Donald Trump has turned every attempt by prosecutors to put his alleged crimes before a jury into a spectacle that has benefited him financially and contributed to his persecution narrative.
His latest arrest in Georgia is no different.
According to Trump campaign sources, the ex-president has raised more than $7m in donations, merchandise sales and through other means since last Thursday, when Mr Trump appeared in Fulton County, Georgia, to surrender on a number of felony counts.

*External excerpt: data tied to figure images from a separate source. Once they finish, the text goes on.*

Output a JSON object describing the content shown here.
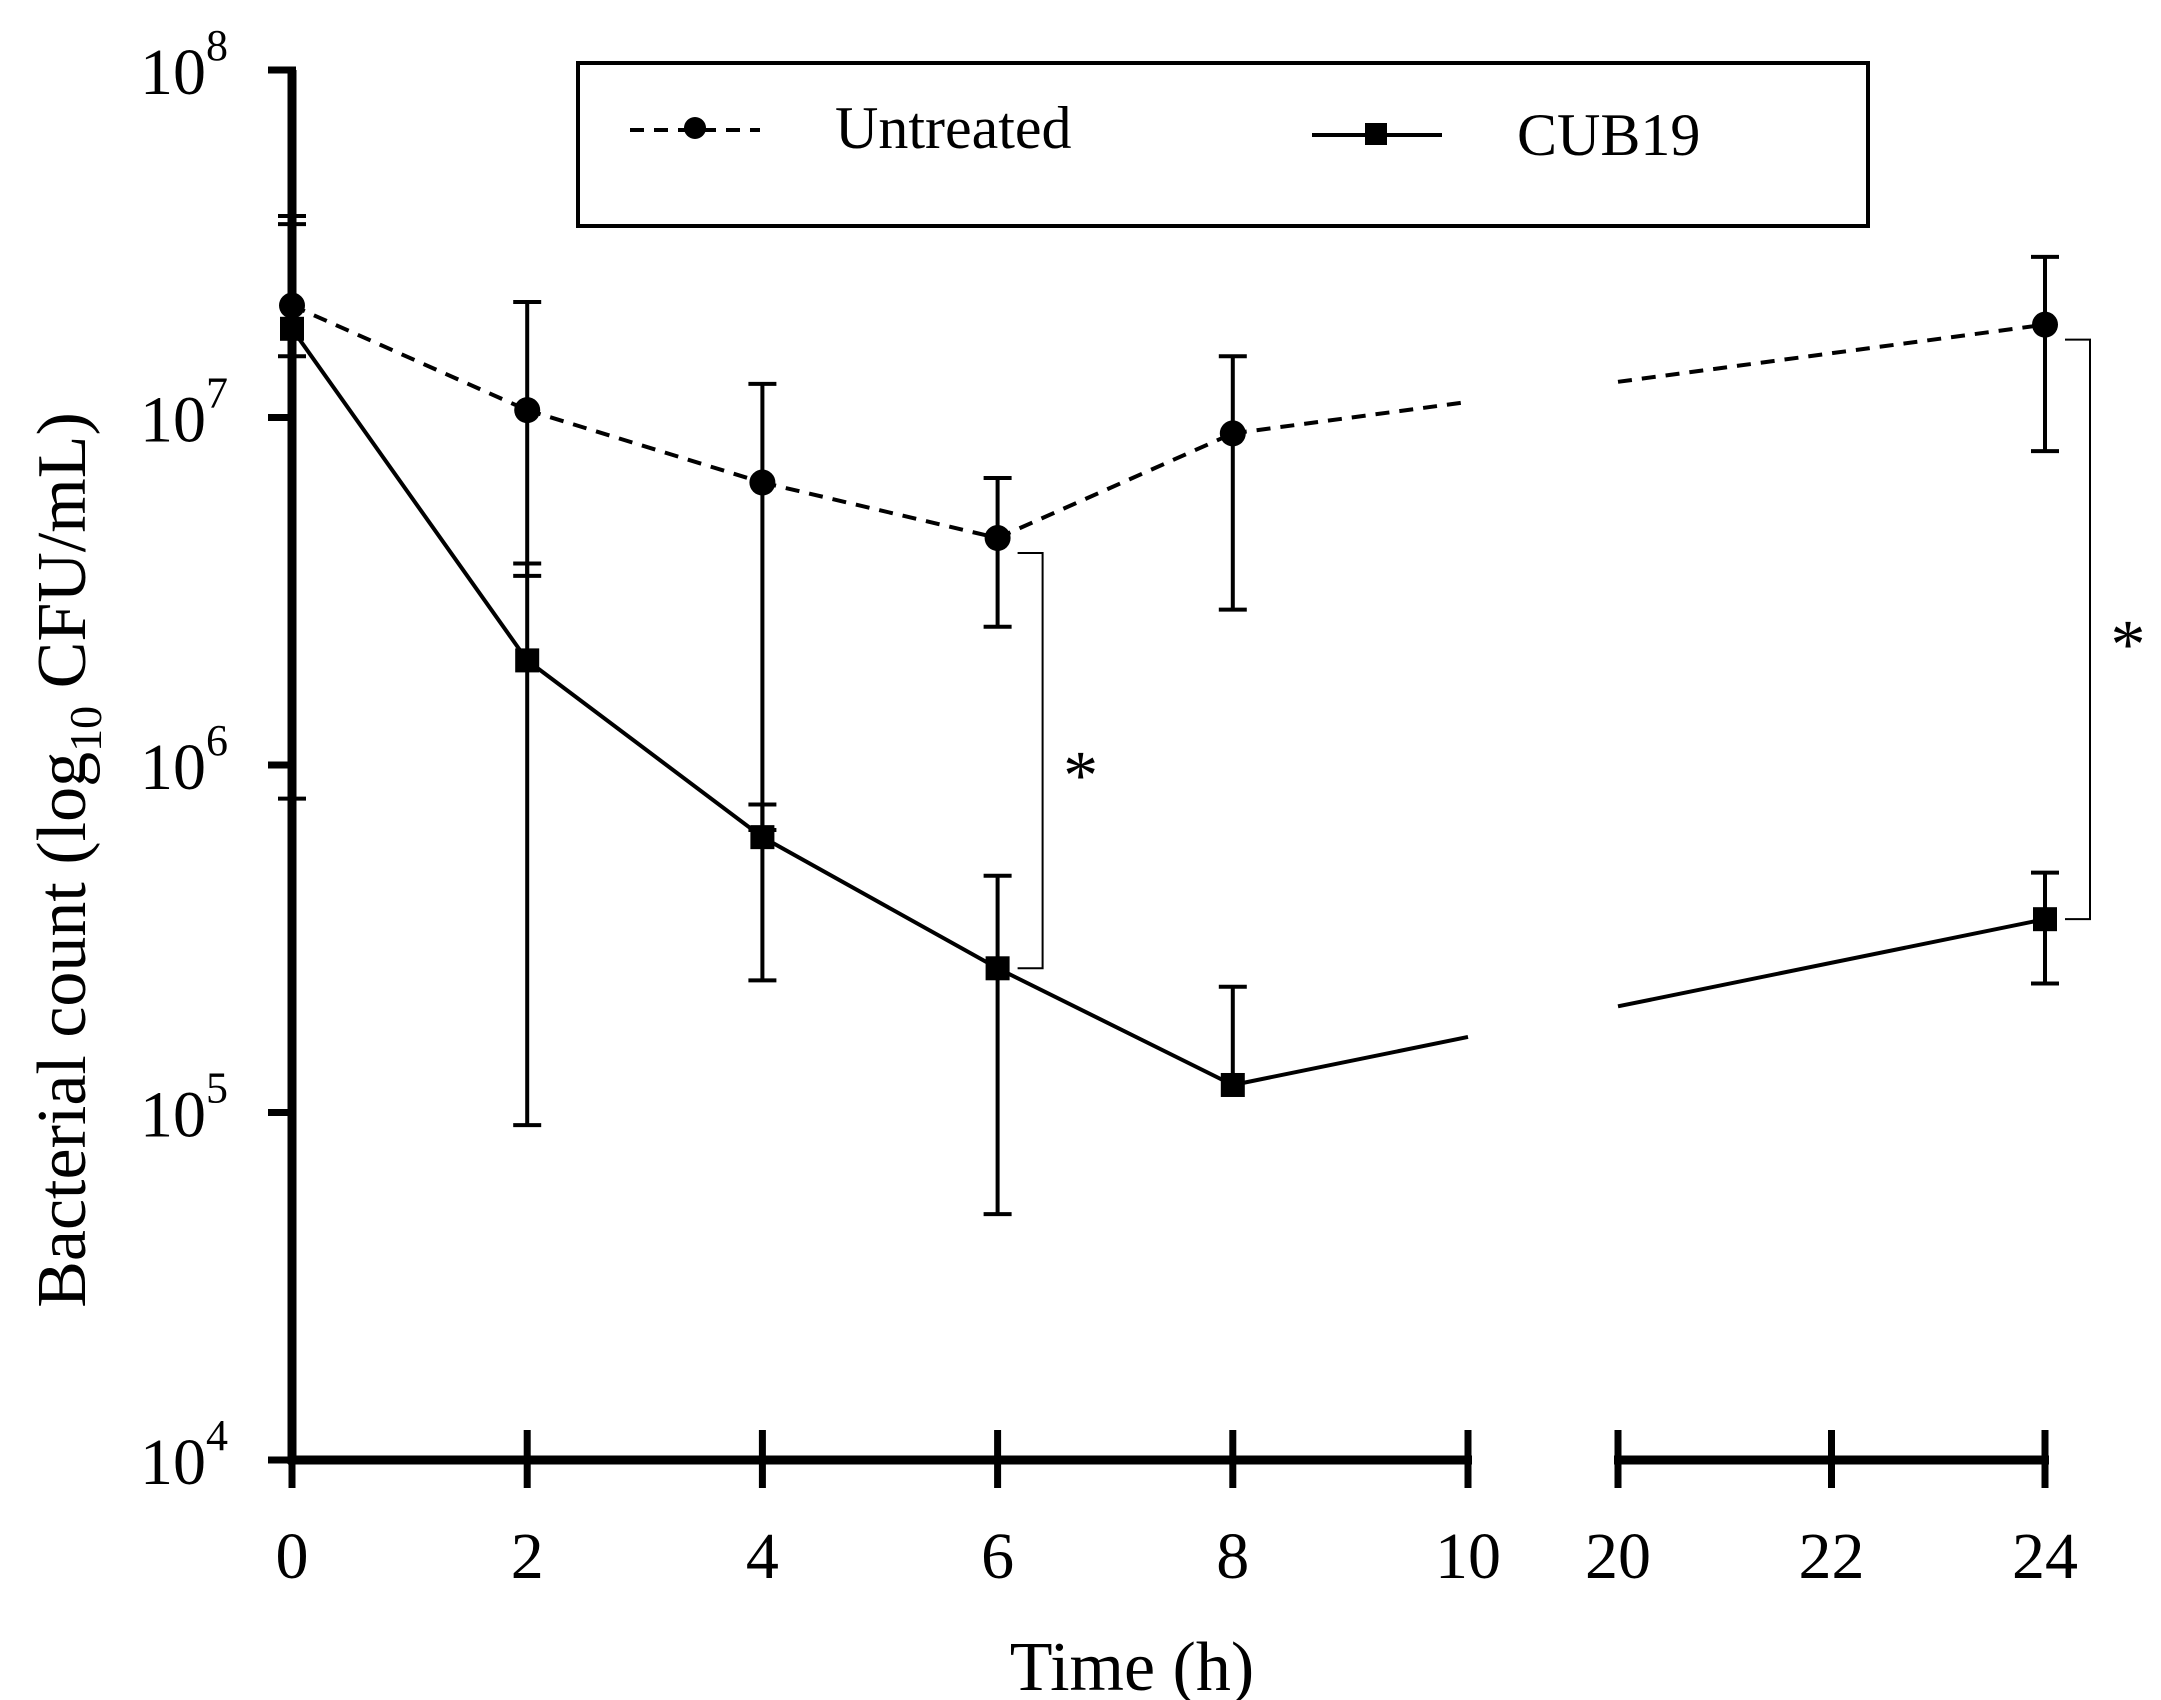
{
  "chart_data": {
    "type": "line",
    "title": "",
    "xlabel": "Time (h)",
    "ylabel_main": "Bacterial count (log",
    "ylabel_sub": "10",
    "ylabel_end": " CFU/mL)",
    "yscale": "log",
    "ylim": [
      10000,
      100000000
    ],
    "y_ticks": [
      {
        "value": 10000,
        "base": "10",
        "exp": "4"
      },
      {
        "value": 100000,
        "base": "10",
        "exp": "5"
      },
      {
        "value": 1000000,
        "base": "10",
        "exp": "6"
      },
      {
        "value": 10000000,
        "base": "10",
        "exp": "7"
      },
      {
        "value": 100000000,
        "base": "10",
        "exp": "8"
      }
    ],
    "x_segments": [
      {
        "range": [
          0,
          10
        ],
        "ticks": [
          0,
          2,
          4,
          6,
          8,
          10
        ],
        "tick_labels": [
          "0",
          "2",
          "4",
          "6",
          "8",
          "10"
        ]
      },
      {
        "range": [
          20,
          24
        ],
        "ticks": [
          20,
          22,
          24
        ],
        "tick_labels": [
          "20",
          "22",
          "24"
        ]
      }
    ],
    "legend": {
      "position": "top",
      "entries": [
        "Untreated",
        "CUB19"
      ]
    },
    "series": [
      {
        "name": "Untreated",
        "style": "dashed",
        "marker": "circle",
        "x": [
          0,
          2,
          4,
          6,
          8,
          24
        ],
        "y": [
          21000000,
          10500000,
          6500000,
          4500000,
          9000000,
          18500000
        ],
        "err_low": [
          15000000,
          3500000,
          650000,
          2500000,
          2800000,
          8000000
        ],
        "err_high": [
          38000000,
          21500000,
          12500000,
          6700000,
          15000000,
          29000000
        ]
      },
      {
        "name": "CUB19",
        "style": "solid",
        "marker": "square",
        "x": [
          0,
          2,
          4,
          6,
          8,
          24
        ],
        "y": [
          18000000,
          2000000,
          620000,
          260000,
          120000,
          360000
        ],
        "err_low": [
          800000,
          92000,
          240000,
          51000,
          null,
          235000
        ],
        "err_high": [
          36000000,
          3800000,
          770000,
          480000,
          230000,
          490000
        ]
      }
    ],
    "significance": [
      {
        "x": 6,
        "label": "*"
      },
      {
        "x": 24,
        "label": "*"
      }
    ]
  }
}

He is charged with numerous crimes in Georgia related to his effort to alter the state’s 2020 election results and, failing that, to have the state cast its Electoral College votes for him anyway. He has denied committing any crimes in this and the three other criminal cases currently against him.
Ahead of a criminal trial in Georgia, Mr Trump once again turned to social media and his legion of followers to capitalise off his latest misfortuned. That effort came in the form of t-shirts and other merch bearing the historic and surreal mugshot taken by Fulton County police last week, a stunning “first” for the US presidency. His arrest picture was even the catalyst that drew Mr Trump to make his return to Twitter (now “X”), something he had vowed not to do.

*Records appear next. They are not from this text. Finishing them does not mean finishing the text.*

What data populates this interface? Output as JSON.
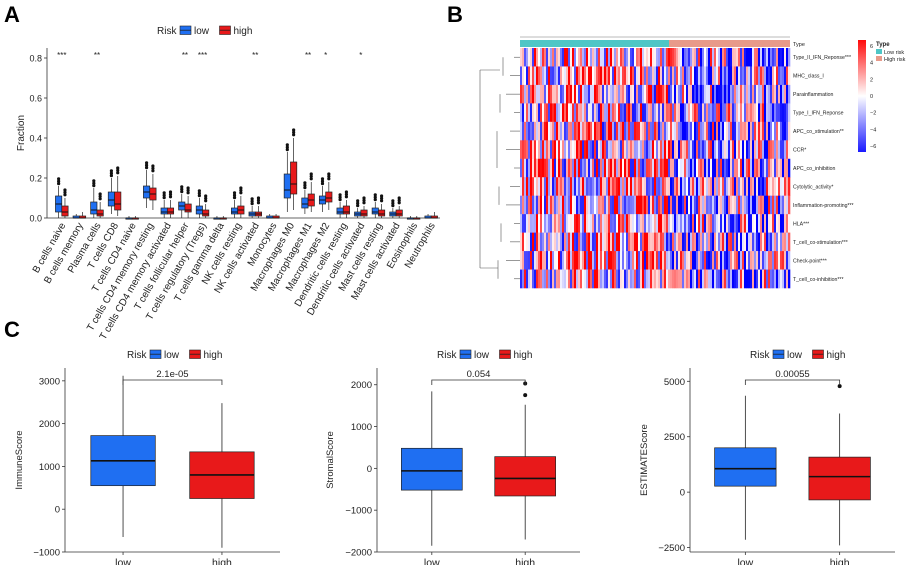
{
  "panel_labels": {
    "a": "A",
    "b": "B",
    "c": "C"
  },
  "colors": {
    "low": "#1f6ff2",
    "high": "#e8191a",
    "cyan": "#4ec6c6",
    "salmon": "#e89a8a",
    "blue_dark": "#1a1aff",
    "red_dark": "#ff0a0a"
  },
  "chart_data": [
    {
      "type": "boxplot",
      "panel": "A",
      "ylabel": "Fraction",
      "ylim": [
        0,
        0.85
      ],
      "yticks": [
        "0.0",
        "0.2",
        "0.4",
        "0.6",
        "0.8"
      ],
      "legend": {
        "title": "Risk",
        "items": [
          "low",
          "high"
        ]
      },
      "categories": [
        "B cells naive",
        "B cells memory",
        "Plasma cells",
        "T cells CD8",
        "T cells CD4 naive",
        "T cells CD4 memory resting",
        "T cells CD4 memory activated",
        "T cells follicular helper",
        "T cells regulatory (Tregs)",
        "T cells gamma delta",
        "NK cells resting",
        "NK cells activated",
        "Monocytes",
        "Macrophages M0",
        "Macrophages M1",
        "Macrophages M2",
        "Dendritic cells resting",
        "Dendritic cells activated",
        "Mast cells resting",
        "Mast cells activated",
        "Eosinophils",
        "Neutrophils"
      ],
      "significance": [
        "***",
        "",
        "**",
        "",
        "",
        "",
        "",
        "**",
        "***",
        "",
        "",
        "**",
        "",
        "",
        "**",
        "*",
        "",
        "*",
        "",
        "",
        "",
        ""
      ],
      "series": [
        {
          "name": "low",
          "boxes": [
            [
              0.0,
              0.03,
              0.07,
              0.11,
              0.16
            ],
            [
              0,
              0,
              0,
              0.01,
              0.02
            ],
            [
              0.0,
              0.02,
              0.04,
              0.08,
              0.15
            ],
            [
              0.02,
              0.06,
              0.09,
              0.13,
              0.2
            ],
            [
              0,
              0,
              0,
              0,
              0.01
            ],
            [
              0.05,
              0.1,
              0.13,
              0.16,
              0.24
            ],
            [
              0.0,
              0.02,
              0.03,
              0.05,
              0.09
            ],
            [
              0.0,
              0.04,
              0.06,
              0.08,
              0.12
            ],
            [
              0.0,
              0.02,
              0.04,
              0.06,
              0.1
            ],
            [
              0,
              0,
              0,
              0,
              0.01
            ],
            [
              0.0,
              0.02,
              0.03,
              0.05,
              0.09
            ],
            [
              0.0,
              0.01,
              0.02,
              0.03,
              0.06
            ],
            [
              0,
              0,
              0,
              0.01,
              0.02
            ],
            [
              0.03,
              0.1,
              0.14,
              0.22,
              0.33
            ],
            [
              0.02,
              0.05,
              0.07,
              0.1,
              0.14
            ],
            [
              0.03,
              0.07,
              0.09,
              0.11,
              0.16
            ],
            [
              0.0,
              0.02,
              0.03,
              0.05,
              0.08
            ],
            [
              0.0,
              0.01,
              0.02,
              0.03,
              0.05
            ],
            [
              0.0,
              0.02,
              0.03,
              0.05,
              0.08
            ],
            [
              0,
              0.01,
              0.02,
              0.03,
              0.05
            ],
            [
              0,
              0,
              0,
              0,
              0.01
            ],
            [
              0,
              0,
              0,
              0.01,
              0.02
            ]
          ]
        },
        {
          "name": "high",
          "boxes": [
            [
              0.0,
              0.01,
              0.03,
              0.06,
              0.1
            ],
            [
              0,
              0,
              0,
              0.01,
              0.03
            ],
            [
              0.0,
              0.01,
              0.02,
              0.04,
              0.08
            ],
            [
              0.01,
              0.04,
              0.07,
              0.13,
              0.21
            ],
            [
              0,
              0,
              0,
              0,
              0.01
            ],
            [
              0.04,
              0.09,
              0.12,
              0.15,
              0.22
            ],
            [
              0.0,
              0.02,
              0.03,
              0.05,
              0.09
            ],
            [
              0.0,
              0.03,
              0.04,
              0.07,
              0.11
            ],
            [
              0.0,
              0.01,
              0.02,
              0.04,
              0.07
            ],
            [
              0,
              0,
              0,
              0,
              0.01
            ],
            [
              0.0,
              0.02,
              0.04,
              0.06,
              0.11
            ],
            [
              0.0,
              0.01,
              0.02,
              0.03,
              0.06
            ],
            [
              0,
              0,
              0,
              0.01,
              0.02
            ],
            [
              0.04,
              0.12,
              0.17,
              0.28,
              0.4
            ],
            [
              0.03,
              0.06,
              0.09,
              0.12,
              0.18
            ],
            [
              0.04,
              0.08,
              0.1,
              0.13,
              0.18
            ],
            [
              0.0,
              0.02,
              0.03,
              0.06,
              0.09
            ],
            [
              0.0,
              0.01,
              0.02,
              0.04,
              0.06
            ],
            [
              0.0,
              0.01,
              0.02,
              0.04,
              0.07
            ],
            [
              0,
              0.01,
              0.02,
              0.04,
              0.06
            ],
            [
              0,
              0,
              0,
              0,
              0.01
            ],
            [
              0,
              0,
              0,
              0.01,
              0.03
            ]
          ]
        }
      ]
    },
    {
      "type": "heatmap",
      "panel": "B",
      "rows": [
        "Type_II_IFN_Reponse***",
        "MHC_class_I",
        "Parainflammation",
        "Type_I_IFN_Reponse",
        "APC_co_stimulation**",
        "CCR*",
        "APC_co_inhibition",
        "Cytolytic_activity*",
        "Inflammation-promoting***",
        "HLA***",
        "T_cell_co-stimulation***",
        "Check-point***",
        "T_cell_co-inhibition***"
      ],
      "annotation": {
        "label": "Type",
        "groups": [
          "Low risk",
          "High risk"
        ]
      },
      "scale": {
        "ticks": [
          "6",
          "4",
          "2",
          "0",
          "−2",
          "−4",
          "−6"
        ]
      },
      "legend_title": "Type"
    },
    {
      "type": "boxplot",
      "panel": "C1",
      "ylabel": "ImmuneScore",
      "categories": [
        "low",
        "high"
      ],
      "ylim": [
        -1000,
        3300
      ],
      "yticks": [
        -1000,
        0,
        1000,
        2000,
        3000
      ],
      "ytick_labels": [
        "−1000",
        "0",
        "1000",
        "2000",
        "3000"
      ],
      "boxes": [
        [
          -650,
          550,
          1130,
          1720,
          3120
        ],
        [
          -900,
          250,
          800,
          1340,
          2480
        ]
      ],
      "outliers": [
        [],
        []
      ],
      "pvalue": "2.1e-05",
      "legend": {
        "title": "Risk",
        "items": [
          "low",
          "high"
        ]
      }
    },
    {
      "type": "boxplot",
      "panel": "C2",
      "ylabel": "StromalScore",
      "categories": [
        "low",
        "high"
      ],
      "ylim": [
        -2000,
        2400
      ],
      "yticks": [
        -2000,
        -1000,
        0,
        1000,
        2000
      ],
      "ytick_labels": [
        "−2000",
        "−1000",
        "0",
        "1000",
        "2000"
      ],
      "boxes": [
        [
          -1850,
          -520,
          -60,
          480,
          1840
        ],
        [
          -1700,
          -660,
          -240,
          280,
          1520
        ]
      ],
      "outliers": [
        [],
        [
          1750,
          2030
        ]
      ],
      "pvalue": "0.054",
      "legend": {
        "title": "Risk",
        "items": [
          "low",
          "high"
        ]
      }
    },
    {
      "type": "boxplot",
      "panel": "C3",
      "ylabel": "ESTIMATEScore",
      "categories": [
        "low",
        "high"
      ],
      "ylim": [
        -2700,
        5600
      ],
      "yticks": [
        -2500,
        0,
        2500,
        5000
      ],
      "ytick_labels": [
        "−2500",
        "0",
        "2500",
        "5000"
      ],
      "boxes": [
        [
          -2150,
          270,
          1060,
          2000,
          4350
        ],
        [
          -2400,
          -350,
          700,
          1580,
          3550
        ]
      ],
      "outliers": [
        [],
        [
          4780
        ]
      ],
      "pvalue": "0.00055",
      "legend": {
        "title": "Risk",
        "items": [
          "low",
          "high"
        ]
      }
    }
  ]
}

Politico first reported that the campaign’s post-arrest fundraising total had passed $7m, with $4.18m alone occurring on Saturday which officials for the Trump campaign said was the best single day total for Mr Trump’s team so far. Email blasts, text messages and other direct advertising was rolled out in a massive effort by Trumpworld to generate as much support and money as possible, the latter being especially important given the ex-president’s climbing legal costs.
Mr Trump’s money haul over the weekend is likely to give his rivals pause as the contenders in the 2024 GOP field writ large try to gain some much-needed traction in the wake of a Trump-less debate in Milwaukee last week. The ex-president was the only prominent GOP candidate to not attend, citing his dominance in the polls and essentially declaring the race decided.
While a number of Republican candidates have seen some success in early caucus states, they continue to battle for second place as Mr Trump continues to dominate both national and statewide polling of the race. As it stands, Mr Trump is the wide favourite to win the 2024 GOP nomination despite (or perhaps because) of the continued efforts of law enforcement to hold him legally accountable for his actions, many of which were taken publicly or have since been supported by recordings or other evidence.
GOP voters, according to polls, largely view the now nearly 100 felony counts against Mr Trump as politically motivated. The counts span a wide range of issues, with the first indictment to drop actually relating to actions allegedly taken by Mr Trump during and shortly after his first campaign for president in 2016.